An estimate of the efficiency of the iron‐ and manganese‐driven dissolved inorganic phosphorus trap at an oxic/euxinic water column redoxcline

Geochemical records suggest the ocean has undergone periods of at least partial deeper‐ocean anoxia or euxinia. Two counteracting feedback loops involving redox control of the dynamics of the phytoplankton nutrient dissolved inorganic phosphorus (DIP) might coexist, helping to stabilize the redox state of the atmosphere and oceans. This concept implies that, during deeper‐ocean anoxia, the DIP transfer from the deep anoxic into the oxic surface ocean is uninhibited by processes taking place at the redoxcline. This implicit assumption requires testing because iron (Fe) and manganese (Mn) dynamics at oxic/anoxic water column redoxclines have the potential to form a DIP trap, inhibiting DIP transport from anoxic deep into oxic surface waters. Using a time series data set of Fe, Mn, DIP, and dissolved oxygen distributions in the Eastern Gotland Basin of the Baltic Sea, we provide estimates of the efficiency of this Fe‐ and Mn‐driven DIP trap.
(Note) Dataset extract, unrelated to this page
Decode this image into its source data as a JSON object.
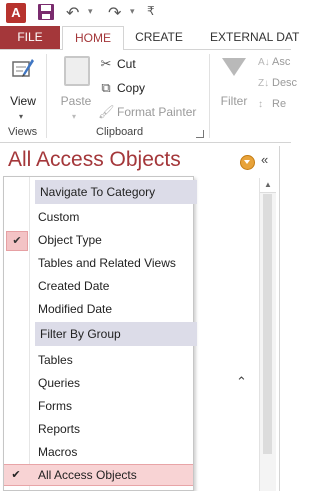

This efficiency was estimated by calculating the ratios of (1) the downward flux of DIP adsorbed onto and/or coprecipitated into the settling authigenic Fe‐ and Mn‐rich particles just above the redoxcline and (2) the upward turbulent‐diffusive DIP flux across the redoxcline. Depending on the assumed particle densities, we find average ±1 SD trapping efficiencies of 0.38 ± 0.29 and 0.63 ± 0.45. The efficiencies are significant in that they seem to impact cyanobacterial dynamics in the central Baltic Sea. We discuss possible implications of the trapping mechanism for, and propose two hypotheses relating to the potential importance of Fe‐controlled DIP trapping at redoxclines during, ocean anoxic events.